Your kids have been cooped up inside all winter.

So, they’re a little bit crazy, you’re a little bit crazy and you’re wondering if there’s anything they can do outside right now? Well, there sure is if you want to venture into gardening with your kids. 

This time of year (February-early March), there are quite a few plants that can go into pots and the garden. A lot of your cool-season plants, those that thrive in cooler temperatures, do really well to be planted now.

Things like: bok choy, lettuce, cabbage, spinach, kale, carrots, Swiss chard, kohlrabi, green peas and radish can all be planted from seed.

Generally, the root crops like carrots, kohlrabi and radishes should be seeded directly into the ground/garden – add green peas to that list, too. All the others mentioned can be planted in containers or seed trays inside and allowed to grow big enough to transplant in the garden later. If you have big containers, you can keep the bok choy, lettuce, spinach, kale, Swiss chard, and green peas growing in them. They’re excellent container-grown plants.

Herbs are a good project to grow inside for now and then move outside when it’s a little bit warmer in April. Herbs are usually grown from seeds. Some of the most common ones are basil, oregano, thyme, sage, cilantro, parsley and chives. 

You may see cauliflower and broccoli plants being sold at stores right now. These are good ones to plant in the garden now. Here’s a fair warning, however: they usually don’t like the temperature fluctuations Oklahoma has in the springtime, so don’t feel bad if they don’t do as well as you and your kids had hoped. 

One of my favorites to plant with the kids is potatoes.

There are red potatoes, white potatoes, yellow potatoes and purple potatoes. I opt for purple since they are more dense, which decreases their chance of rotting. Also, who doesn’t love purple? These can easily be planted in a container or in the ground. If planting in a container, be sure to put a couple inches of potting soil in the bottom, place the potatoes on top of the soil, then cover them with a couple more inches of potting soil. As they potato leaves grow through the soil, add more potting soil to cover the leaves. Continue this process until you’ve filled the container with potting soil weeks later. You’ll get to harvest them in June, and it’s like a treasure hunt for the kids. They’ll love it. 
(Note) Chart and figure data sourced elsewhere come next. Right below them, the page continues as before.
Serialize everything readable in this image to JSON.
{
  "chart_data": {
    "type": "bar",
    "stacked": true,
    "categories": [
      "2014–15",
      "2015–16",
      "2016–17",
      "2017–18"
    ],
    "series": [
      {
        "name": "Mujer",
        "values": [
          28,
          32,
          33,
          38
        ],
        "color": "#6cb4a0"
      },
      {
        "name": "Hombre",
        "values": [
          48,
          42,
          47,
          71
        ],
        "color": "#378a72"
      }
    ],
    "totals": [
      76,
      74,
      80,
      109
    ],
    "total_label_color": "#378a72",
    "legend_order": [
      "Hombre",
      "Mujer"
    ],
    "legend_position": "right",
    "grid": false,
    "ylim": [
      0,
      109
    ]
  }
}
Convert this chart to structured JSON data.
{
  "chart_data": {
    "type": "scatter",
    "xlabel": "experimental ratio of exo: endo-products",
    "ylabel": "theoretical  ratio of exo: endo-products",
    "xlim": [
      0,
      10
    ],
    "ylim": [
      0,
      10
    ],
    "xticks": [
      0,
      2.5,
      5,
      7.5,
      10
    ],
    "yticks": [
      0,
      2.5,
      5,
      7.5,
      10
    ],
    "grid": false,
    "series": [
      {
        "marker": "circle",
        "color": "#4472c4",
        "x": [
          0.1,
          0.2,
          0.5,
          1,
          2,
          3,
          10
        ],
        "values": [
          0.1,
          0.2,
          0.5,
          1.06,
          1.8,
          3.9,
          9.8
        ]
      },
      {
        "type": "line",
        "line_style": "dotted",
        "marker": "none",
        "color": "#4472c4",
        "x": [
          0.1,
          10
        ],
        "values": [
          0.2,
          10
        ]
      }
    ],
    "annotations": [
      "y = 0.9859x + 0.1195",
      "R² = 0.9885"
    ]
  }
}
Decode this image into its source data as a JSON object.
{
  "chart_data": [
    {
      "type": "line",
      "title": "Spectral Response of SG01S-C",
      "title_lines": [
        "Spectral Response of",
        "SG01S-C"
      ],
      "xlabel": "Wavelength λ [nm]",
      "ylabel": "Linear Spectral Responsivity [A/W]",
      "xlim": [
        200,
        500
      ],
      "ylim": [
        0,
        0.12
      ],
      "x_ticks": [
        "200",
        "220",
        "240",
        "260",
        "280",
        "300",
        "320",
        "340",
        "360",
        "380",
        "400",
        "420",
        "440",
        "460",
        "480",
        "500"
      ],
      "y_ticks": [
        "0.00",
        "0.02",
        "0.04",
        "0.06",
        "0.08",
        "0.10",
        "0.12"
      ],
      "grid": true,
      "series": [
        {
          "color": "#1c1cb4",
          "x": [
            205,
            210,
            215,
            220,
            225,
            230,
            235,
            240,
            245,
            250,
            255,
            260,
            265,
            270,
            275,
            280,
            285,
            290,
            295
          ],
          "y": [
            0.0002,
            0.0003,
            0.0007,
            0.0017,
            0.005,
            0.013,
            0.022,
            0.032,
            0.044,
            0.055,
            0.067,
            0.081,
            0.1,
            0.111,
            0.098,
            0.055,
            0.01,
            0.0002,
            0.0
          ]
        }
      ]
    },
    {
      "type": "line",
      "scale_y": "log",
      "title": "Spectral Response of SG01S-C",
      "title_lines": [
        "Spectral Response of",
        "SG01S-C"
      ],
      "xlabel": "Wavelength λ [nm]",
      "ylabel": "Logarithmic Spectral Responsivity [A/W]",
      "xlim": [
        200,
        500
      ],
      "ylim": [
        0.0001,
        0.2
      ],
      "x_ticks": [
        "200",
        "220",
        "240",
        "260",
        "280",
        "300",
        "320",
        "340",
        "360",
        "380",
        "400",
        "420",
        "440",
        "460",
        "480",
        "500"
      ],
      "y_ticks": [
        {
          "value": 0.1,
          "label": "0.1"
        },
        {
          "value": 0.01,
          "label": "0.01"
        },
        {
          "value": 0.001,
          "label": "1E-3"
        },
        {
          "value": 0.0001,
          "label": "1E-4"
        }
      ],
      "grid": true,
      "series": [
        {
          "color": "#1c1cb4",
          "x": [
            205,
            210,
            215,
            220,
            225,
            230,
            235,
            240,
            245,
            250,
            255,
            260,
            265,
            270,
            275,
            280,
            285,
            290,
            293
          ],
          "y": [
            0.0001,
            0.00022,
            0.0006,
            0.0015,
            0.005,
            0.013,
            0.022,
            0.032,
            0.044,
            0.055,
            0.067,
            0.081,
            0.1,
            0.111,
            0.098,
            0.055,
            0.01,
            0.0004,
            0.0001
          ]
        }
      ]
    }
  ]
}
My son harvesting his potatoes in June

My son harvesting his potatoes in June

If you cook a lot with onions, this is a super easy crop to grow in the garden. I usually buy the bundled plants because they’re much less likely to bolt (flower) during temperature fluctuations than the little bulbs. Once an onion flowers, the bulb is no longer good to eat. However, you can still harvest the green leaves and cook with them. 

A Few Tips for a Successful Spring Garden:

  • Use well drained soil when growing vegetables. If growing in a container, this can be potting soil. If growing in the garden, use compost, such as feather meal or mushroom compost. Tilling the soil can also break up the tight spaces and allow for better drainage. 
  • Water only when the soil is about dry. Don’t think you have to water every day or every other day. Just check the soil. 
  • When you water containers, do so until water comes out of the bottom. Yes, containers need to have a drainage hole. 
  • Fertilizer is not usually needed. Don’t spend money on it. 
  • Full sun is a must for vegetables. You’ll get more production. 
  • Let your kids check on their plants as often as they want to. Let them name their plants. Let their curiosity abound.